International Men’s Day feels like kind of an unusual day to celebrate. Some use it to highlight the staggering numbers of men who commit suicide every year , while others take the opportunity to raise awareness of the various forms of cancer that are more prominent in males. Check your balls and your prostates, lads. Or maybe have a doctor do the second one. And wash your hands.
Beyond that, there’s this weird element where people feel like they need to be on teams. There are those using Twitter as a platform to dismiss the day, and then , as a result, you’ll see certain men becoming fierce defensive and often aggressive too . It’s fucking ridiculous and it’s a vicious circle that doesn’t end.
I saw a colleague of mine post something I thought was cool. It was a nice picture of his Dad and a message thanking him for his guidance and inspiration on International Men’s Day. He nailed it . For him, someone in his life who’s been a strong figure, lead by example, shot from the hip and generally been a guiding light. What better day to say it than a made up day for men with the absolute best of intentions.
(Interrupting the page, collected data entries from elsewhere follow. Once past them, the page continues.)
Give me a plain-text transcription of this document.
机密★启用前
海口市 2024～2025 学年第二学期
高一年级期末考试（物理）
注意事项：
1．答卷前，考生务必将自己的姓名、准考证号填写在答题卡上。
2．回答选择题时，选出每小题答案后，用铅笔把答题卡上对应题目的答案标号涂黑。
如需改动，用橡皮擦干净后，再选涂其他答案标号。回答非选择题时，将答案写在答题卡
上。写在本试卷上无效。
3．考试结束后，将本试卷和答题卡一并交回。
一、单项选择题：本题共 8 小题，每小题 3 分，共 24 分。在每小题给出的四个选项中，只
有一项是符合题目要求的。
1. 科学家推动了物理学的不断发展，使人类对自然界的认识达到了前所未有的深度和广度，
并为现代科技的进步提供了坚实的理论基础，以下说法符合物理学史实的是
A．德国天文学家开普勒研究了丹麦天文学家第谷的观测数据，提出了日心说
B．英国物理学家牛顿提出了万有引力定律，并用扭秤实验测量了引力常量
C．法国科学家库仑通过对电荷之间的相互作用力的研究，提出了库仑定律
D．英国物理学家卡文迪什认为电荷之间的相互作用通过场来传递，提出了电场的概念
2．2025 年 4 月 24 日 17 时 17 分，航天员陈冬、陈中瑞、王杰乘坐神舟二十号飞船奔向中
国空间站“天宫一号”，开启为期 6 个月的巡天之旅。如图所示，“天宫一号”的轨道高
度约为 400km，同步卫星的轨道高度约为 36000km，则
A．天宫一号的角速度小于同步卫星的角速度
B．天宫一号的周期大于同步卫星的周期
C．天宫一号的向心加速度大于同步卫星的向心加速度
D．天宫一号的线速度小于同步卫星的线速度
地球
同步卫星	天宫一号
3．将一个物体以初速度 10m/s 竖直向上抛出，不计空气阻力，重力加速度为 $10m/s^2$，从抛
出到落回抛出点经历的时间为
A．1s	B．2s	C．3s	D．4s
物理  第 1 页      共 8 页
I have two older brothers; considerably older. One has 9 years on me, the other has 10. I have a lot of memories of growing up with them. I spent the first 15 or so years of my life in a tough, working-class area that didn’t take many prisoners. Well, figuratively. In the literal sense, I know a fair few people who have ended up in the slammer or worse, dead. Granted, it wasn’t The Wire but some days it wasn’t far off and when you’re a sensitive sort whose body hasn’t quite caught up with his head , you’re ripe for mocking. That’s what kids do. It doesn’t make it any less hurtful or difficult or isolating, but it’s a fact. I did also have a fat fucking head, so fair game…
My Mam told me recently about a gang of kids sitting at the back of the bus, between 11-14 years old. There was one kid probably older than he looked, taking shit the whole way home. It apparently got to the point that people on the bus had to step in, this poor kid was getting so much guff. I wasn’t there but I was still welling up just thinking about it and could only hope he had older brothers like I did. Sometimes they’d go out onto the street after it kicked off while we played football or something, and the antagonist would subsequently shit themselves. Other times , they’d point out, quite rightly, that I was being a “bit of a pussy” and should stand up for myself.
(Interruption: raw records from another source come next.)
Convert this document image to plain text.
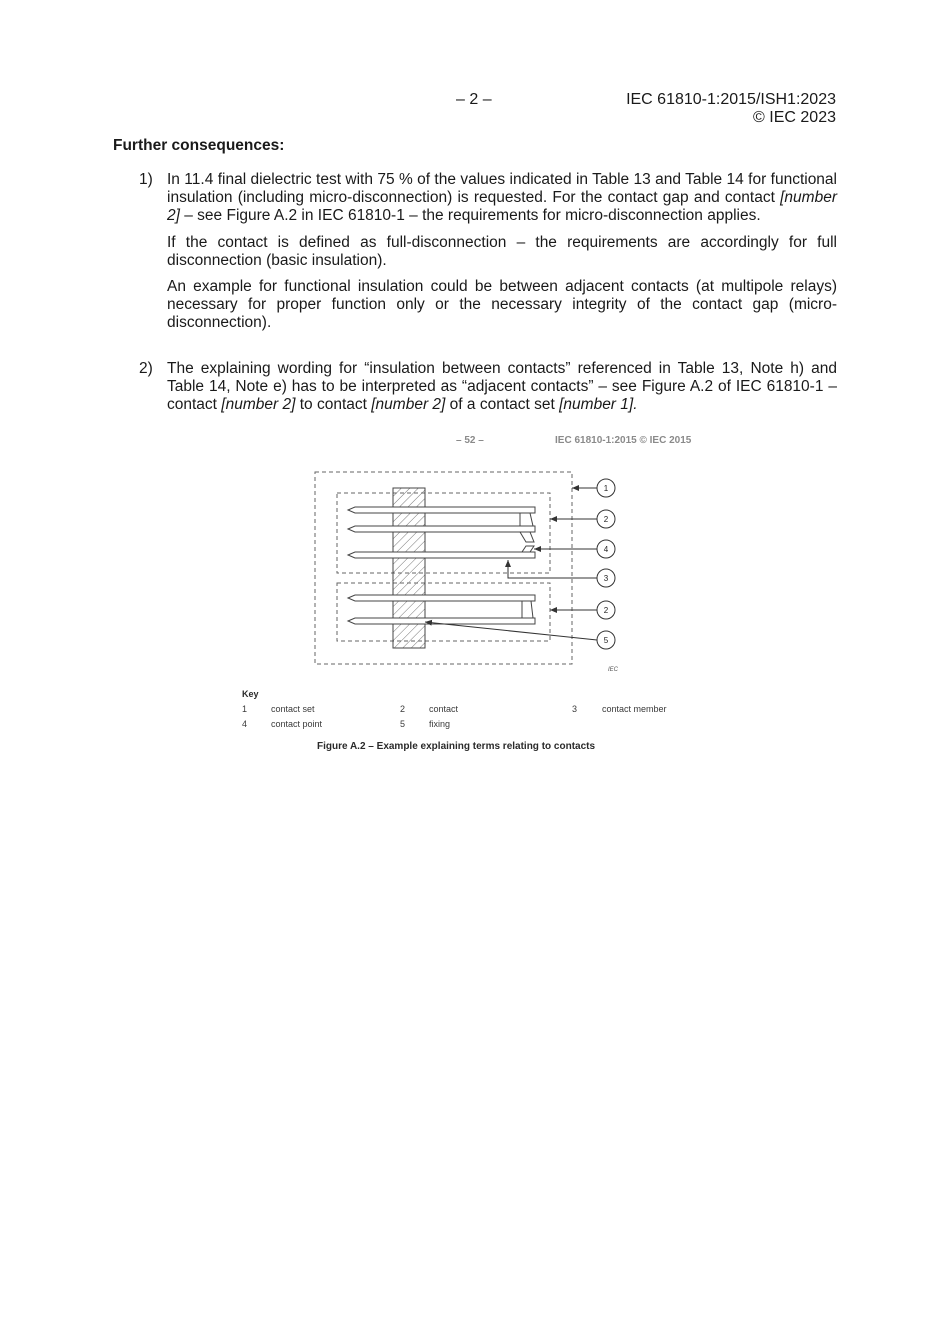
– 2 –	IEC 61810-1:2015/ISH1:2023
© IEC 2023
Further consequences:
1) In 11.4 final dielectric test with 75 % of the values indicated in Table 13 and Table 14 for functional insulation (including micro-disconnection) is requested. For the contact gap and contact [number 2] – see Figure A.2 in IEC 61810-1 – the requirements for micro-disconnection applies.

If the contact is defined as full-disconnection – the requirements are accordingly for full disconnection (basic insulation).

An example for functional insulation could be between adjacent contacts (at multipole relays) necessary for proper function only or the necessary integrity of the contact gap (micro-disconnection).

2) The explaining wording for “insulation between contacts” referenced in Table 13, Note h) and Table 14, Note e) has to be interpreted as “adjacent contacts” – see Figure A.2 of IEC 61810-1 – contact [number 2] to contact [number 2] of a contact set [number 1].

– 52 –	IEC 61810-1:2015 © IEC 2015
1
2
4
3
2
5
IEC
Key
1	contact set	2	contact	3	contact member
4	contact point	5	fixing
Figure A.2 – Example explaining terms relating to contacts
Older siblings define so much about you at a young age; what kind of music you like, what kind of actors you think are cool. These formative years are so crucial in what shapes you when you finally get old enough to shave (which was about 12 in my case). Having strong figures you can relate to, look up to and even occasionally get beaten up by , were more important than I’d ever realise.
A few years back, I was the editor of a successful, male-aimed website. So whenever the LAD signal was shone into the sky by radio stations or TV shows I’d invariably get a call. One time I was asked what I thought “makes a real man.” Look, that’s a broad question; it’s not fucking chopping wood and getting into bar fights for the love of a sassy dame. I hadn’t even thought about it until I was saying it. “Mike, what do you define as a real man?” I said simply the way my brother’s kids look at him. How, above everything else that’s going on in his life, those two boys are his world and it’s fucking inspiring. The host was a bit confused, I think he expected me to shout “TIIIIITZ” down the microphone, but as I said, I’m a sensitive soul who cried at the end of Warrior and came perilously close at the end of Sing Street.
My other bro ended up in hospital about 13 years ago with a bad back. But it wasn’t a bad back ; we found out he had a tumour “the size of a football” somewhere in his stomach. A doctor with the bedside manner of Hannibal Lector told my Mother that it was likely he was brown bread. I say it like that for effect, and it’s also how my family deals with tragedy, but we really were led to believe his time on this here Earth was fleeting at best. Long story short, the tumour wasn’t cancerous and after a couple of months in hospital, he was fine. Tough bastards, us Sheridans . Through that whole ordeal, he was worried about other people. His girlfriend and her son. What he’d be leaving for those around him; his family, loved ones. At times like that, there’s a real sense of clarity. THIS is what the fuck matters. “Look, I’m probably bunched but I want my family to be OK.” It took about two days after he got out of the hospital before we started abusing each other again. Hey, it means love to us…
Seriously. “Story, c**t” is us saying “how are you this afternoon?” While we regularly have a game of what’s the worst shit we can say to each other over chicken wings and beers. I always win, as apparently, I’m the “creative.”
Celebrating or raising awareness of this kind of thing is pretty common nowadays – a lot of them worthy causes. They really are what you make of them and if they present an opportunity to express something heartfelt and real to someone in your life then they do serve a purpose. I expect vast amounts of shit over this piece come next wings and beers night… I’d do the same. It’s how we know we still care.